FACT 2: For kidney transplants, the wait times in NY, Boston, SF can be 5+ years while they can be significantly lower in Kansas, Iowa and Toledo, Ohio. For liver transplants, the MELD scores at transplantation vary by geography.
FACT 3: Multiple listing helps transplant success (kidney and liver).
How did we get started? Sridhar Tayur, Founder, is a professor of Operations Management at Carnegie Mellon University, with interests in logistics and supply chain management, and has started to also research healthcare operations. In 1994, he had created algorithms for scheduling time-shared jet aircraft -- a brand new business idea at that time -- that are used in industry today. Later, as CEO and Founder of SmartOps Corporation, the world leader in enterprise inventory optimization software, he became a customer of a fractional jet company. He was invited to give a talk at Northwestern University by Professor Baris Ata in the fall of 2010, and this was the first time they met. Baris' research area is studying organ allocation rules. Over dinner, Baris explained the current state of affairs in the United States with respect to kidney and liver transplants. Most notably, due to a severe shortage in supply, patients had to wait for several months, and sometimes even years (and therefore many would die while waiting). Furthermore, there was significant disparity in the wait times across different regions within the United States. While several policy changes were being discussed and analyzed, sometimes emotionally, it appeared that the status quo would remain for the foreseeable future.

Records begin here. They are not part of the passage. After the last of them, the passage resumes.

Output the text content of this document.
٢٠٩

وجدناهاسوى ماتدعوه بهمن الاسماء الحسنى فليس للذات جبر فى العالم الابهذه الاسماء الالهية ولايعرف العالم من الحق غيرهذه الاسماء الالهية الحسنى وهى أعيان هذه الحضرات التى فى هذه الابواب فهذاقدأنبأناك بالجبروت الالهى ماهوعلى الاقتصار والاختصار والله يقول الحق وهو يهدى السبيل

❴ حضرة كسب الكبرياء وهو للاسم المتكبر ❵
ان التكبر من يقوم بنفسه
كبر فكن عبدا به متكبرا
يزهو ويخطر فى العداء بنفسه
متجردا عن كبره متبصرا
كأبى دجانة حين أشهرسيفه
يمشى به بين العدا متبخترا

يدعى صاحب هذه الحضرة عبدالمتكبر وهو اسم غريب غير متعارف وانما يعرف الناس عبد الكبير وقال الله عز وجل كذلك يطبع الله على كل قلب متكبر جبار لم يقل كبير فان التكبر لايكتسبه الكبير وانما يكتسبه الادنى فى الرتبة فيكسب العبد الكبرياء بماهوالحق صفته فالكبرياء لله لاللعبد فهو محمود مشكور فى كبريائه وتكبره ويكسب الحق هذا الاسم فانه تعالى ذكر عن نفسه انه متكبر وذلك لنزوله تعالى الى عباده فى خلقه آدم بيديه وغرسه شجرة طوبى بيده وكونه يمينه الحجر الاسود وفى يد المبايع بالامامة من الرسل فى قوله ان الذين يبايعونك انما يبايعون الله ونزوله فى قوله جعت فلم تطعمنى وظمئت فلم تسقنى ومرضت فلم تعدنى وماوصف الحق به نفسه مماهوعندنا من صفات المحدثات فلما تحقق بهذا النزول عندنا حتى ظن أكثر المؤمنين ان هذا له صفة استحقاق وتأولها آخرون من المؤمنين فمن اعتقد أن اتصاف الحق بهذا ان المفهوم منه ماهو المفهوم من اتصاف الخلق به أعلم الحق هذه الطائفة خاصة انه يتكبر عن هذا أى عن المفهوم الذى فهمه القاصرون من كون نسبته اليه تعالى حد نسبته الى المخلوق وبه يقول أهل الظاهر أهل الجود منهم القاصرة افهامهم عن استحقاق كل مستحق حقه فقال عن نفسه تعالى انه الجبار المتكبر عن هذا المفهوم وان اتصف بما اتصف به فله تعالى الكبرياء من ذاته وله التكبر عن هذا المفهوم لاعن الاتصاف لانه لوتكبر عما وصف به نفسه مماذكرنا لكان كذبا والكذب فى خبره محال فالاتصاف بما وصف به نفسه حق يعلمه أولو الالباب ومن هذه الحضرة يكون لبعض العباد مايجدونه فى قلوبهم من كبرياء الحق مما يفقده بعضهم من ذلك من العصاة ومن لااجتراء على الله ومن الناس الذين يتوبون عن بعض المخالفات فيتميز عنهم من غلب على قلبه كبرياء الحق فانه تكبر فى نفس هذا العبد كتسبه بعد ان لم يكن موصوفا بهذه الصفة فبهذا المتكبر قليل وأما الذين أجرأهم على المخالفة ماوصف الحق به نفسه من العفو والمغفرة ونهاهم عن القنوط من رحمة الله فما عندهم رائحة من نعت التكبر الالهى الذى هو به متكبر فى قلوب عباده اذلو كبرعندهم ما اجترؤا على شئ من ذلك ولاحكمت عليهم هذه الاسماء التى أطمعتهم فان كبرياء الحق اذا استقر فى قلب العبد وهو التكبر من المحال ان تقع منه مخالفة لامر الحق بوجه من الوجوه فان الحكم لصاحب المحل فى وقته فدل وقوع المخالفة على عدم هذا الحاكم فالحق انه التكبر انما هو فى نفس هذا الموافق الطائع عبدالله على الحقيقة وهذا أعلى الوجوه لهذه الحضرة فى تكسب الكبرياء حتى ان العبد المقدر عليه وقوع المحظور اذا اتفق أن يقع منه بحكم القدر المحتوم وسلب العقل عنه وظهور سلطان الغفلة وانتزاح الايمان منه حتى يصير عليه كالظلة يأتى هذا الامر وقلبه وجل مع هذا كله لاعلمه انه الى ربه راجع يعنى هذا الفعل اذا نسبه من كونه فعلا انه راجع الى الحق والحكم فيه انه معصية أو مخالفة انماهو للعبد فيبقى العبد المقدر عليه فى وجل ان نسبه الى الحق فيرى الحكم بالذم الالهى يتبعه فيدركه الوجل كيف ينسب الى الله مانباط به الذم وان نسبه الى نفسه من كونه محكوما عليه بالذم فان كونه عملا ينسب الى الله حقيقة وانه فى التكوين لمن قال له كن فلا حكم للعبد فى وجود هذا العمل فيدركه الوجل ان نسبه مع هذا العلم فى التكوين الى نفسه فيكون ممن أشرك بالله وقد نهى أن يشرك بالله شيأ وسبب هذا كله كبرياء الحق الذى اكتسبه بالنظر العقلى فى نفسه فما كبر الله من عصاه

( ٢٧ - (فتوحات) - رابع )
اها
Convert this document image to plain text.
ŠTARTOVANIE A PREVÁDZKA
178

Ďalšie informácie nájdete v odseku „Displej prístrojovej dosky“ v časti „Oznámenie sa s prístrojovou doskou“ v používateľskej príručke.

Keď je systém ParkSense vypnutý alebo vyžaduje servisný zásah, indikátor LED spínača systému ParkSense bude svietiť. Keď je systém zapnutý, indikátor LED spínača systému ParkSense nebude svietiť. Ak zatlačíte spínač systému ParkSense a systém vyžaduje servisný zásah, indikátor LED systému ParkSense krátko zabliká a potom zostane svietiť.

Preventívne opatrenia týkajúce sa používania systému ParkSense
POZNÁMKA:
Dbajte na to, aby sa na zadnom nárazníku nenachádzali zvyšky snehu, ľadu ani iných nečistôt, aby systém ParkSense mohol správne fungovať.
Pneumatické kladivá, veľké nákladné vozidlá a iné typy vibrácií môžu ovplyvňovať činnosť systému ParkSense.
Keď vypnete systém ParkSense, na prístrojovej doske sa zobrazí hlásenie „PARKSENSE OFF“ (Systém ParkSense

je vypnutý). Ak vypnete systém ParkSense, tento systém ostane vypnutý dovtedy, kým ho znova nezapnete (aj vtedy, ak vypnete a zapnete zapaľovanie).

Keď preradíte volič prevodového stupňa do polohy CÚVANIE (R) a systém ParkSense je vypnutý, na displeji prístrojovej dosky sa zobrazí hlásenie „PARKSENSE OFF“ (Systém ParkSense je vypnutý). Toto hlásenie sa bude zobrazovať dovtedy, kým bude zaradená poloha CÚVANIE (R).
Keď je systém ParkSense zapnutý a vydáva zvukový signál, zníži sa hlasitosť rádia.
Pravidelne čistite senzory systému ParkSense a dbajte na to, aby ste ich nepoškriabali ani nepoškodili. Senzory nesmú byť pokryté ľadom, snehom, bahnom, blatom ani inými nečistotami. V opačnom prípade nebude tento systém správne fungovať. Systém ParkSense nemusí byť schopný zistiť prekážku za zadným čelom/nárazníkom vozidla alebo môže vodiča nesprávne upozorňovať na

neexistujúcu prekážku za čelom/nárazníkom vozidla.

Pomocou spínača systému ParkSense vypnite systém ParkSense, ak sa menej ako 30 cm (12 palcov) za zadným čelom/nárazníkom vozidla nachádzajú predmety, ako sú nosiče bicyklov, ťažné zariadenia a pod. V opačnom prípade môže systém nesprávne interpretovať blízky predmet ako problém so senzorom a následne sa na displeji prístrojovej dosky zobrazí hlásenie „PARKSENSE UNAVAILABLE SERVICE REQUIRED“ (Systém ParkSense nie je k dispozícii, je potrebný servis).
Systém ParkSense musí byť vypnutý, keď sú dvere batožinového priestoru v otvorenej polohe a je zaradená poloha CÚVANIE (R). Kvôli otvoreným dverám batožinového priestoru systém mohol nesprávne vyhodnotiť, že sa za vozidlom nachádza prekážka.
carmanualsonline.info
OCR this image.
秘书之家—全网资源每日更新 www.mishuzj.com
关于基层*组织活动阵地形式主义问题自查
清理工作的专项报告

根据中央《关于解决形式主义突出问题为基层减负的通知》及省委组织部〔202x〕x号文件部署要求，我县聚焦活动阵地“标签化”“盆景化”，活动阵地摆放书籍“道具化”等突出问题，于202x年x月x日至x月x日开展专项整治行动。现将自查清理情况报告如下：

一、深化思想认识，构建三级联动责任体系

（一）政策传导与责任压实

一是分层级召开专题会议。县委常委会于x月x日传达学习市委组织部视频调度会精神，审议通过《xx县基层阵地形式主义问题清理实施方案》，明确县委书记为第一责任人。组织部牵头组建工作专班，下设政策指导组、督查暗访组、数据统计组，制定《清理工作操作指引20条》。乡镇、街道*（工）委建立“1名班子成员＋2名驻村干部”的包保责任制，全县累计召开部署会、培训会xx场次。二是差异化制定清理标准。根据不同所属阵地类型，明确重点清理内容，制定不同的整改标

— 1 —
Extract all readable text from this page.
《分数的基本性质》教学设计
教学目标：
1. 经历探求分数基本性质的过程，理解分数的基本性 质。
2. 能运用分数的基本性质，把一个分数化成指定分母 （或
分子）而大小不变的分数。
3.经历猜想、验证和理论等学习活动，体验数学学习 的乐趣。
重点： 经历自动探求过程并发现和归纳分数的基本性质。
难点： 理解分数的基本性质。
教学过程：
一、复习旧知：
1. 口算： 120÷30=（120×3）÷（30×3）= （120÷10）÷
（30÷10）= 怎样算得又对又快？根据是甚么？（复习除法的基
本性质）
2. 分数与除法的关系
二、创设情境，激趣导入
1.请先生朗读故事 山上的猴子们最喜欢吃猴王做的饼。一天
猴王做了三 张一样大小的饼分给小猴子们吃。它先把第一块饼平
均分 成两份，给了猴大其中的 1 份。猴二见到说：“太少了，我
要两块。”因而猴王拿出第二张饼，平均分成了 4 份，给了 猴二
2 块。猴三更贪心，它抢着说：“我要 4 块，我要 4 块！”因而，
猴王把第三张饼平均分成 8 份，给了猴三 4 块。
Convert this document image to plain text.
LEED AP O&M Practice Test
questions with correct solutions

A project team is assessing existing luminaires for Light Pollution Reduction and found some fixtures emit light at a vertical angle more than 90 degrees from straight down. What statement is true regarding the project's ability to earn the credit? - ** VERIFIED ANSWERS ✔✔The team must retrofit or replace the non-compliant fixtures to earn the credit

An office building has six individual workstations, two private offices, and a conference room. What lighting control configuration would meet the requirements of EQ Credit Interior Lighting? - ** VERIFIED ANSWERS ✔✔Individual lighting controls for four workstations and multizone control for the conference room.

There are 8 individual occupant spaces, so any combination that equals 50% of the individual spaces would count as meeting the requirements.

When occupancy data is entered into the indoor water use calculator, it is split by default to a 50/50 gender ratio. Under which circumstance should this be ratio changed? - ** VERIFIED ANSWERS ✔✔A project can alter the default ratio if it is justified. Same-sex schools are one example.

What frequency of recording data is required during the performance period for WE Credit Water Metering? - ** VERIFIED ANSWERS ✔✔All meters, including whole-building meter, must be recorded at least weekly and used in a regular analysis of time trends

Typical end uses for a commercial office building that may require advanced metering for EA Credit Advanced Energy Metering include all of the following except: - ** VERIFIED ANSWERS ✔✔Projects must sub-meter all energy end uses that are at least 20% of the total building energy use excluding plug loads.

A week later, Sridhar wondered if his experience with private jets could help in reducing the mismatch between supply and demand across regions, and in doing so, also increase the number of organs harvested to increase the total supply. This would decrease the total wait times, improve the overall quality of life of patients, as well as increase the number of lives saved. Why would the overall supply increase? This is because some organs that are considered marginal in some regions (and thus are not harvested) are considered valuable and worth harvesting by physicians in other regions; however, due to incentive misalignment and other issues, these organs are simply wasted. With OrganJet helping patients move from one region to another, in a timely and affordable manner, some organs currently not recovered (in the destination region) could also be harvested.
Speaking with several transplant physicians and patients -- in San Francisco, Boston, Chicago and Pittsburgh -- it appeared that easy (and somewhat affordable) availability of on-demand private jet would help a wide range of patients (and physicians) all over the country. Even those who choose not to multi-list and travel would benefit if others in their regions did. Baris and Sridhar then worked with real data -- and used operations research models and analysis from queuing networks and game theory -- to verify that this could indeed be a useful contribution to our society.
FACT 4: Traveling does not decrease transplant success.
OrganJet was incorporated on May 13, 2011.